Pour Dominique, l’homme au bois dormant, notre culture est structurée comme un rhizome. Pour moi c’est la vie même avec ses extrêmes interdépendances, cachées, souterraines et souvent extraordinairement gouteuses et créatives. Je viens d’en expérimenter une nouvelle portion, une nouvelle interconnexion.

Résumé : je blogue, tu blogues, elle commente, toi aussi, je demande, tu acceptes, nous co-créons, puis nous brisons l’écran.

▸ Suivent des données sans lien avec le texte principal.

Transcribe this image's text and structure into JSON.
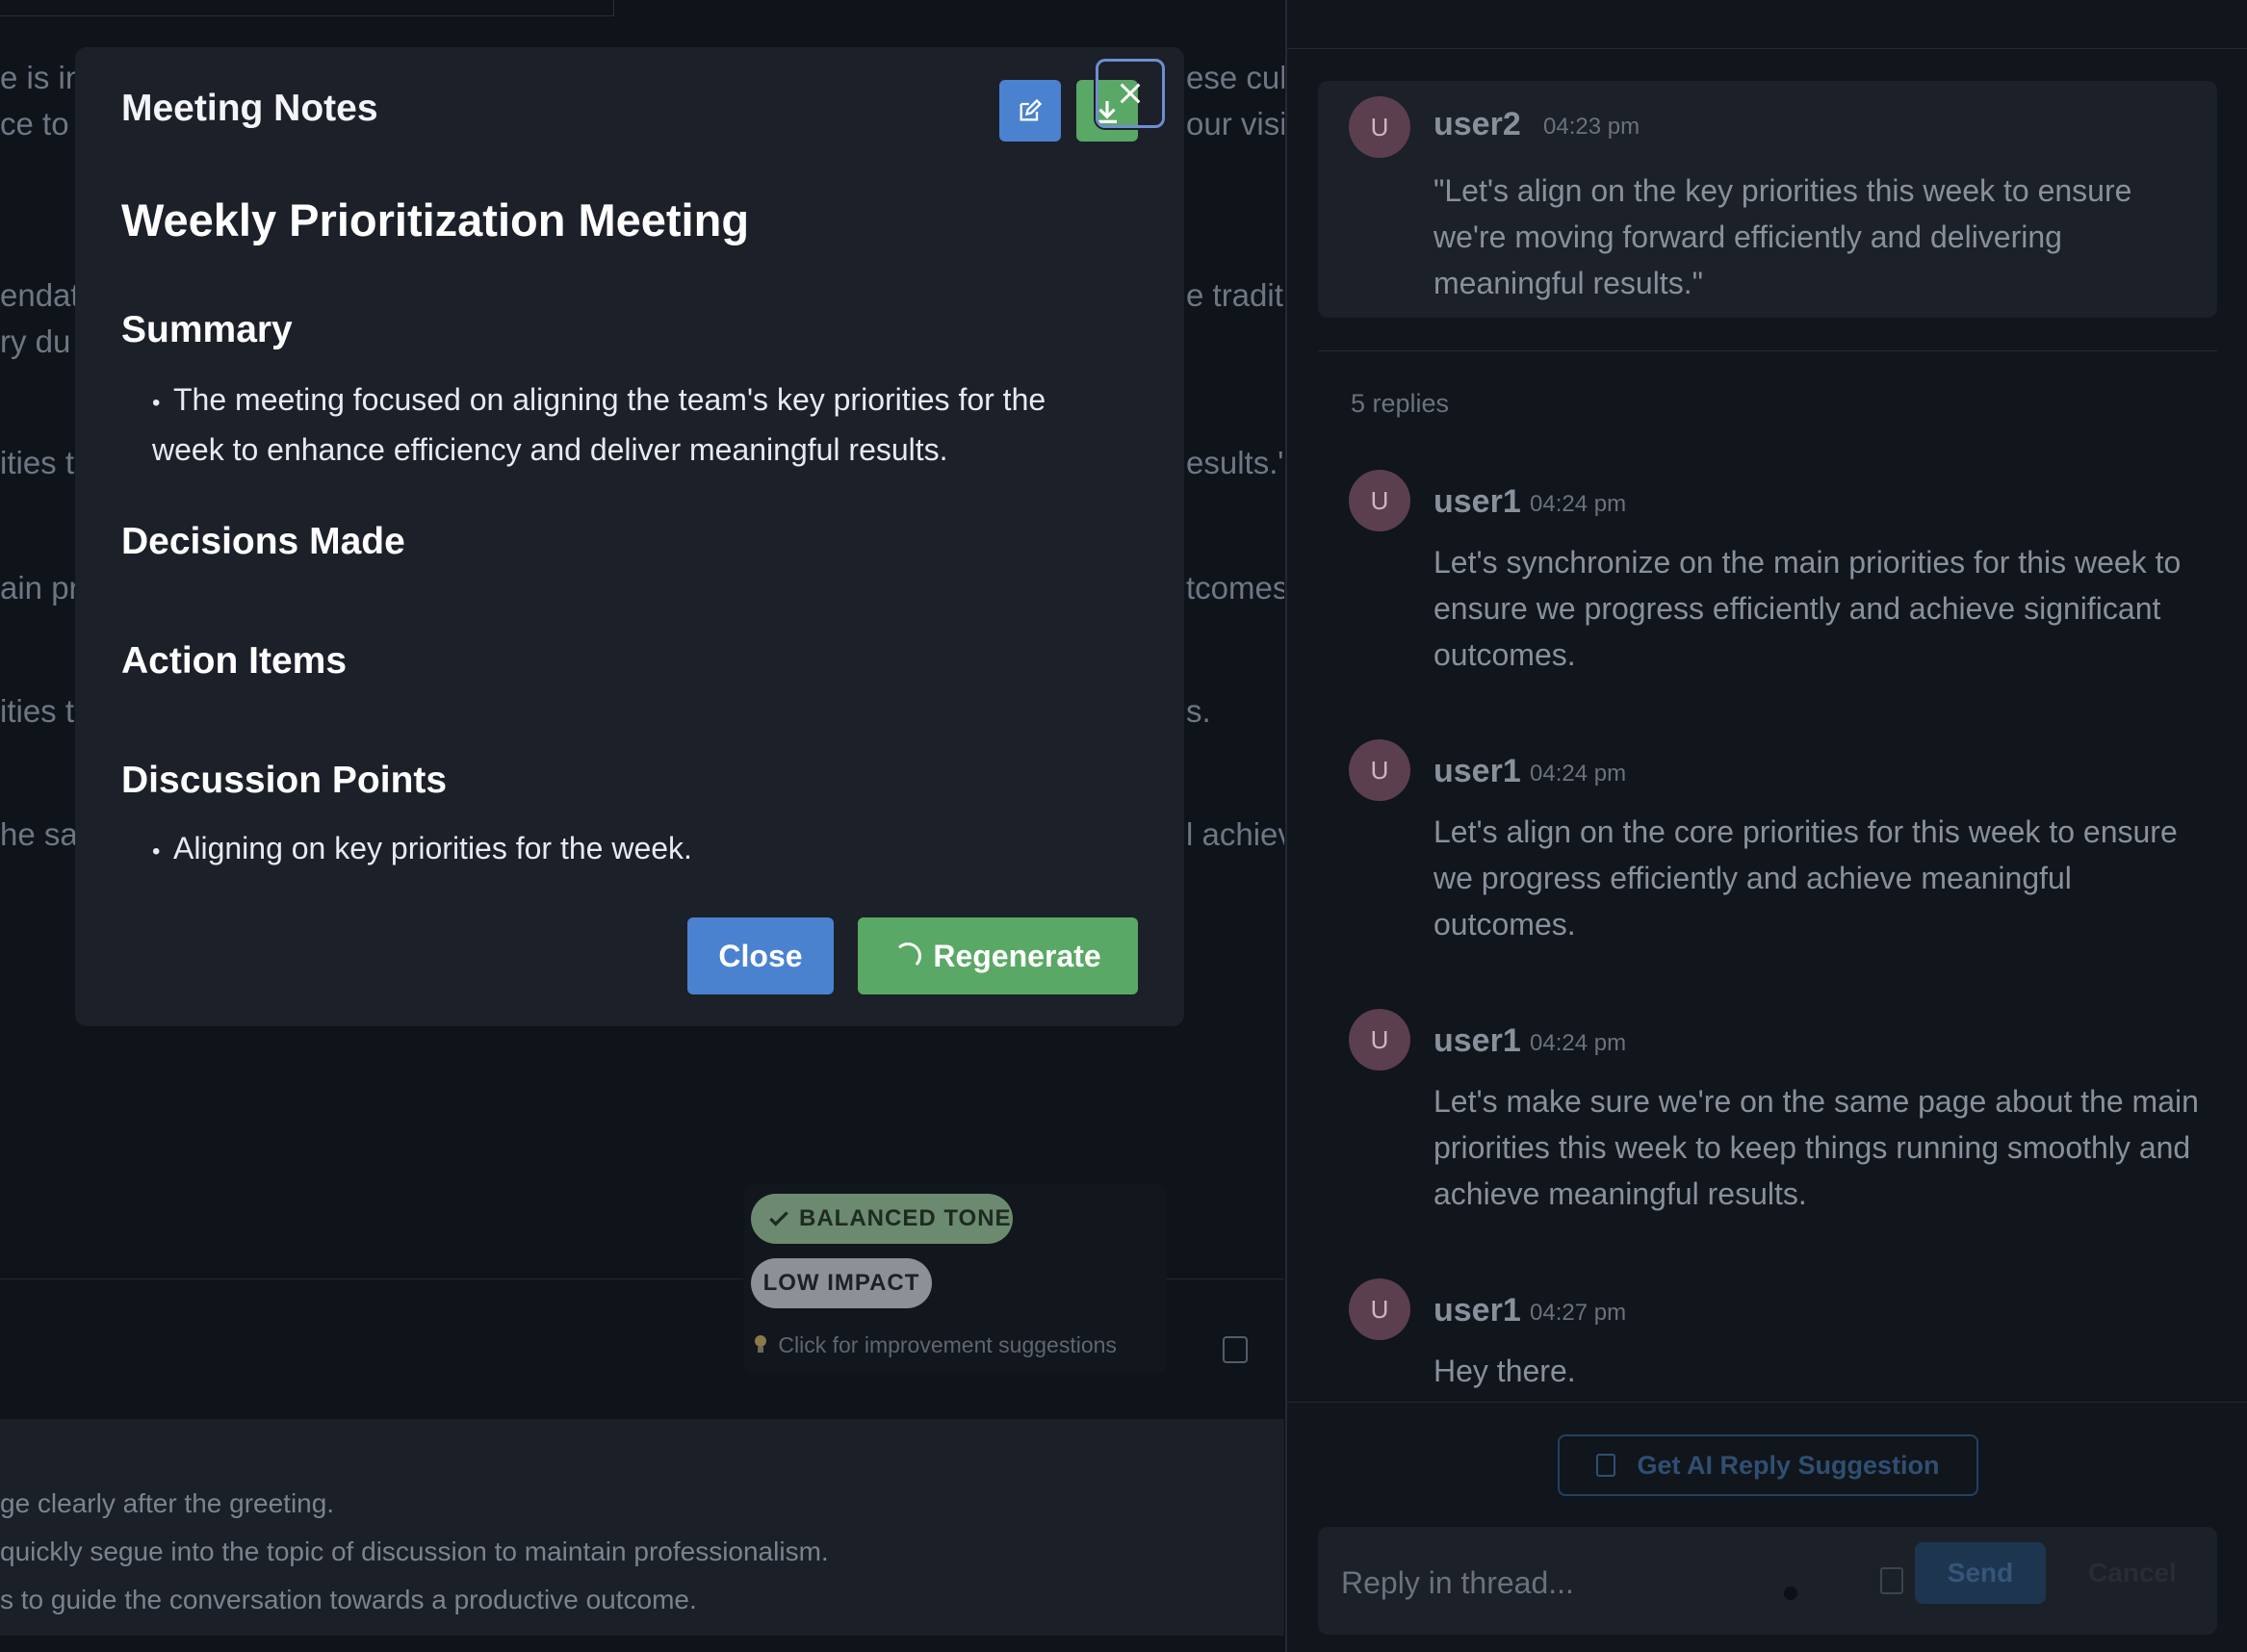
{
  "background": {
    "fragments": [
      "e is in",
      "ce to",
      "endati",
      "ry du",
      "ities t",
      "ain pr",
      "ities t",
      "he sar",
      "ese cul",
      "our visit",
      "e tradit",
      "esults.\"",
      "tcomes",
      "s.",
      "l achiev"
    ],
    "bottom_lines": [
      "ge clearly after the greeting.",
      "quickly segue into the topic of discussion to maintain professionalism.",
      "s to guide the conversation towards a productive outcome."
    ]
  },
  "tone": {
    "balanced_label": "BALANCED TONE",
    "low_label": "LOW IMPACT",
    "hint": "Click for improvement suggestions"
  },
  "modal": {
    "title": "Meeting Notes",
    "heading": "Weekly Prioritization Meeting",
    "summary_title": "Summary",
    "summary_items": [
      "The meeting focused on aligning the team's key priorities for the week to enhance efficiency and deliver meaningful results."
    ],
    "decisions_title": "Decisions Made",
    "actions_title": "Action Items",
    "discussion_title": "Discussion Points",
    "discussion_items": [
      "Aligning on key priorities for the week."
    ],
    "close_label": "Close",
    "regenerate_label": "Regenerate"
  },
  "thread": {
    "parent": {
      "avatar": "U",
      "user": "user2",
      "time": "04:23 pm",
      "text": "\"Let's align on the key priorities this week to ensure we're moving forward efficiently and delivering meaningful results.\""
    },
    "replies_count": "5 replies",
    "replies": [
      {
        "avatar": "U",
        "user": "user1",
        "time": "04:24 pm",
        "text": "Let's synchronize on the main priorities for this week to ensure we progress efficiently and achieve significant outcomes."
      },
      {
        "avatar": "U",
        "user": "user1",
        "time": "04:24 pm",
        "text": "Let's align on the core priorities for this week to ensure we progress efficiently and achieve meaningful outcomes."
      },
      {
        "avatar": "U",
        "user": "user1",
        "time": "04:24 pm",
        "text": "Let's make sure we're on the same page about the main priorities this week to keep things running smoothly and achieve meaningful results."
      },
      {
        "avatar": "U",
        "user": "user1",
        "time": "04:27 pm",
        "text": "Hey there."
      }
    ],
    "ai_button": "Get AI Reply Suggestion",
    "reply_placeholder": "Reply in thread...",
    "send_label": "Send",
    "cancel_label": "Cancel"
  },
  "colors": {
    "accent_blue": "#4a82d0",
    "accent_green": "#5aa865",
    "avatar": "#5b3f4e"
  }
}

Quelques temps plus tard, nous blablatons de ci de là, elle me parle de lui, tu me parles d’un autre, et puis voilà que tu publies un billet sur lui, tu aimes susciter, provoquer, des rencontres un pas plus loin … je lui écris, et au détour d’une métaphore existentielle, il surgit. Notre rencontre était bien prévue ; quant à sa date, elle a eu lieu quand c’était juste, et pas programmé. Liberté j’écris ton nom. Nouvel écran brisé. Et voilà que je viens suivre un atelier de lui dont je ne sais rien de dicible.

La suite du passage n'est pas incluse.